The parliamentary group of opposition People’s Democratic Party (HDP) will not attend the parliament’s new legislative year that is due to begin on Sunday, according to a party spokesman on Thursday.
Speaking at a news conference at HDP headquarters in capital Ankara on Thursday, Osman Baydemir accused Turkey’s judicial system of “demolishing the free will of the nation.”
“We will not be a part of the covering up of lawlessness and injustice. [For this reason,] we will not attend the legislative year beginning on October 1.”
Ankara has accused the HDP of being linked to the PKK, which is listed as a terrorist organisation by Turkey, the US, and the EU.
After the PKK resumed its armed campaign against Turkey that followed an almost two-year-long pause in hostilities in July 2015, it has been responsible for the deaths of some 1,200 Turkish security personnel and civilians, including many women and children.

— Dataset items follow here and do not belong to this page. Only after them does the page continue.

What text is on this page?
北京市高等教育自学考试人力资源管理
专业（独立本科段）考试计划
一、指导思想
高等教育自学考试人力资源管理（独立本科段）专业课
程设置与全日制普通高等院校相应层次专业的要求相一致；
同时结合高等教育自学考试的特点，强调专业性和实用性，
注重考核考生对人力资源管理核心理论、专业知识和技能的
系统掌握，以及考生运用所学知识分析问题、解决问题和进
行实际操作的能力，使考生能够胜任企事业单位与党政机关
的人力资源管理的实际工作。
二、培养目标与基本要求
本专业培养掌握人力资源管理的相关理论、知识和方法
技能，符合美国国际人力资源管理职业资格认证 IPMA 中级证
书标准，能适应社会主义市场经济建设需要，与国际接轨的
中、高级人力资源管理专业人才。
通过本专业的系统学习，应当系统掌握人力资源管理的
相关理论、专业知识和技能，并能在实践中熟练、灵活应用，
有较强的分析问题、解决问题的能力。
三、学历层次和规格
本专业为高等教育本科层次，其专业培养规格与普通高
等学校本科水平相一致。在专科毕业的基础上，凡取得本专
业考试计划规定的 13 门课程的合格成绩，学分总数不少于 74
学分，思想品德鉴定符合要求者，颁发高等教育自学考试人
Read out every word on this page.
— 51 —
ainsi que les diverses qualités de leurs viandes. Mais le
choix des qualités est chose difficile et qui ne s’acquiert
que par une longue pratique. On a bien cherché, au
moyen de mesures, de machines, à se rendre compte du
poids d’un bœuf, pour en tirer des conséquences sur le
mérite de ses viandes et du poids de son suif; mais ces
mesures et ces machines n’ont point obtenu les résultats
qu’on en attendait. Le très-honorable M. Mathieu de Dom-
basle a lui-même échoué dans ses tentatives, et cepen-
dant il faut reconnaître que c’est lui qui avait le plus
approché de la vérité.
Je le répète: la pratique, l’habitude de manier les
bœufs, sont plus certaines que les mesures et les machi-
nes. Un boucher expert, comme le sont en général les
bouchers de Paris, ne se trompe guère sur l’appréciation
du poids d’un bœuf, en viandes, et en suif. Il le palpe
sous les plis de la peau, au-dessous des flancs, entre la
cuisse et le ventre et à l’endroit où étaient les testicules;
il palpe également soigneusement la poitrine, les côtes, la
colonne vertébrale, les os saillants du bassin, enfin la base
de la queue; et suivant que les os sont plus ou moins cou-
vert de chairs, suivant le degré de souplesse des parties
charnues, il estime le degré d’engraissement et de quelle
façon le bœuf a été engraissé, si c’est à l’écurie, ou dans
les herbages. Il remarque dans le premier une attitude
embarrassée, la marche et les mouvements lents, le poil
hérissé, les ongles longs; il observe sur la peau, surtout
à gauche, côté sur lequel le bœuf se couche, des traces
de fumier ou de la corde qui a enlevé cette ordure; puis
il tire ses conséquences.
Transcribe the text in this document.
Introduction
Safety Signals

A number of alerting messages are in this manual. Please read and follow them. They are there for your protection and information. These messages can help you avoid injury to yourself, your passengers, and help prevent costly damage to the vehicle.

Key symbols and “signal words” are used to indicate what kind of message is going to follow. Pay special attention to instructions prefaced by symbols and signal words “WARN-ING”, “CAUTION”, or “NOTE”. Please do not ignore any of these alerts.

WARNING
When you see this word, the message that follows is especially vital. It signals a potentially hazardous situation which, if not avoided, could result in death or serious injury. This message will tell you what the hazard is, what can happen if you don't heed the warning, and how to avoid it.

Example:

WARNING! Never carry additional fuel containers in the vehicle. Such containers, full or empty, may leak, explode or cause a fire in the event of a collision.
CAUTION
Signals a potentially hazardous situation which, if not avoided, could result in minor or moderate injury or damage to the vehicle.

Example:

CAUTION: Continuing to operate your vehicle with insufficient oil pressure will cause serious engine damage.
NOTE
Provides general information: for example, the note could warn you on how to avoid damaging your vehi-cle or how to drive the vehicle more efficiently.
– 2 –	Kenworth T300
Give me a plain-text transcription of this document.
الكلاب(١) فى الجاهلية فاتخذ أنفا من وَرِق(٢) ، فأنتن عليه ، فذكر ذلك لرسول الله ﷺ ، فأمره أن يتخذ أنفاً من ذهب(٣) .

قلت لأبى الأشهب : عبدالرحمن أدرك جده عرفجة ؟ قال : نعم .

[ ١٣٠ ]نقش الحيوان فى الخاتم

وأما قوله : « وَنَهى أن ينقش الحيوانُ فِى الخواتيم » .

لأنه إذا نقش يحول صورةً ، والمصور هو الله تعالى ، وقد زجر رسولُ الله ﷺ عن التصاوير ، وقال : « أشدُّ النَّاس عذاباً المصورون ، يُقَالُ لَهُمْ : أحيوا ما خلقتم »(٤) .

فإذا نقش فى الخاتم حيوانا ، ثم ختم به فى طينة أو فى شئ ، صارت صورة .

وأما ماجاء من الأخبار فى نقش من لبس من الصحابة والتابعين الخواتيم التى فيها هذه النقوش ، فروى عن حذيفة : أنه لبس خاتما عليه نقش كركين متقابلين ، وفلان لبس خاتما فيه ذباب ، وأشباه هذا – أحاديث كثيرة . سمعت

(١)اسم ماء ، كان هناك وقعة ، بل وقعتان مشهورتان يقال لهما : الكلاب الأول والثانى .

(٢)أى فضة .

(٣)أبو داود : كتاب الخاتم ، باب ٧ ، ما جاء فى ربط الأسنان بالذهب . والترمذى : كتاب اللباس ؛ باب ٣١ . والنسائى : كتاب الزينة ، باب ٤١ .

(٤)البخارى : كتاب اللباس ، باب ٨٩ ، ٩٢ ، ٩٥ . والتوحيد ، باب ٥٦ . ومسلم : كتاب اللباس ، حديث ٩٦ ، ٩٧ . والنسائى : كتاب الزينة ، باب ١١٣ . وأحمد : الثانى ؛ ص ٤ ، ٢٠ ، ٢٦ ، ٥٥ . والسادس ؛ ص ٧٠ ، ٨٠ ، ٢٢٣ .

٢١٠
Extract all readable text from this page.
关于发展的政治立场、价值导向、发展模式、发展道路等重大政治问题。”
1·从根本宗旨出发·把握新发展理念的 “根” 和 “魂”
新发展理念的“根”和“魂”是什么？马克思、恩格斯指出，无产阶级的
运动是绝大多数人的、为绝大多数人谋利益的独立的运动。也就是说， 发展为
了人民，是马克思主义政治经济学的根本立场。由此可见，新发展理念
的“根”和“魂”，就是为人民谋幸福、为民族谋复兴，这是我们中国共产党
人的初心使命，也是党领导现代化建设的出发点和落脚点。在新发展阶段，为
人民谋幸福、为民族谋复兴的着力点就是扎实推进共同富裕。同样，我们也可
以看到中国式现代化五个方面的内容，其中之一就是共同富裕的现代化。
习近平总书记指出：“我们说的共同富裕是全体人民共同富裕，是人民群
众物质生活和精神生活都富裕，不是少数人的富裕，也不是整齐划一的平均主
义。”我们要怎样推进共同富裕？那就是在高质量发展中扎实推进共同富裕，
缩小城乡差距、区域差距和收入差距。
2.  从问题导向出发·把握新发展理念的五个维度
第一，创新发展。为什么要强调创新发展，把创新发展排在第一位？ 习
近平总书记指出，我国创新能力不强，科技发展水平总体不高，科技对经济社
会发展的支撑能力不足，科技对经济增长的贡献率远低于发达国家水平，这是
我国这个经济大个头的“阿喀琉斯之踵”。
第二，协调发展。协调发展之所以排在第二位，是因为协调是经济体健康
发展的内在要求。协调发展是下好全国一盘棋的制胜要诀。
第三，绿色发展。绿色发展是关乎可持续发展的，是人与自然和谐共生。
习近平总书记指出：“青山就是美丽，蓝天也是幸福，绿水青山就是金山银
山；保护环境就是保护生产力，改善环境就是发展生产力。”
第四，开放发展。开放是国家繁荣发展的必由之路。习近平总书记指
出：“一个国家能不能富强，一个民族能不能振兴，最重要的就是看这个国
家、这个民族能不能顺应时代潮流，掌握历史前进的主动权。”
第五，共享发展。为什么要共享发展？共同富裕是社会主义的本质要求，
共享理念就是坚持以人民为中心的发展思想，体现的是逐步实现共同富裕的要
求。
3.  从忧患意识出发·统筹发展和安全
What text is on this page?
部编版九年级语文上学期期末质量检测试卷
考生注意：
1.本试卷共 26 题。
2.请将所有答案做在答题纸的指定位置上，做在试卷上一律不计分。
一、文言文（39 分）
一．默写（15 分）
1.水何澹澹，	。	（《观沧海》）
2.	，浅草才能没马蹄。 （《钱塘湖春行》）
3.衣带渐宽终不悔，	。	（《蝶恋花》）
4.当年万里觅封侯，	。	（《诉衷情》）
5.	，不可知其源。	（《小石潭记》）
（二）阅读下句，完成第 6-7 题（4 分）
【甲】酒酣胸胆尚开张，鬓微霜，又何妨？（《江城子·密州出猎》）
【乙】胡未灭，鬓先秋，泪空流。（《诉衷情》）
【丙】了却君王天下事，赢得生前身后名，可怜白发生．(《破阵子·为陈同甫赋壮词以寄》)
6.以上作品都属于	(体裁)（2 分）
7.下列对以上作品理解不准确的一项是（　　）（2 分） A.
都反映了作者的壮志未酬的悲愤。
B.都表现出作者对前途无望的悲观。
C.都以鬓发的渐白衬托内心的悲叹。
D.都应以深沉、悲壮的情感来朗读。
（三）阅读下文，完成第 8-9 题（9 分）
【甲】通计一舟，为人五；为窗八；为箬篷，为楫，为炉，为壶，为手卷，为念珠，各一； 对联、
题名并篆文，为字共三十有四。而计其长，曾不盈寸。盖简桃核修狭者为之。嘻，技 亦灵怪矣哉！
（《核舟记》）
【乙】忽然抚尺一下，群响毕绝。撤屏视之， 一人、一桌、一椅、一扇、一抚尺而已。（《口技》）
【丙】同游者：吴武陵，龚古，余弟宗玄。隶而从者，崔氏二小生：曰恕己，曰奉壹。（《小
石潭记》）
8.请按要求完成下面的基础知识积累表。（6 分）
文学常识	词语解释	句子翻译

Several HDP deputies, including party leaders Figen Yuksekdag and Selahattin Demirtas, were arrested last November for allegedly failing to cooperate in a counterterrorism investigation.
Reminding that the party’s deputies were in prison, Baydemir said his party’s parliamentary group would stand in front of the prison in Edirne where their leader Demirtas remains under arrest.
He said the HDP “deputies, who represent the will [of the peopel] in the parliament, and were elected by the nation, are in Edirne, Kandira, Silivri and Sincan prisons.”
HDP deputies have been facing prosecution under the country’s anti-terrorism law after their parliamentary immunity was lifted in March 2016.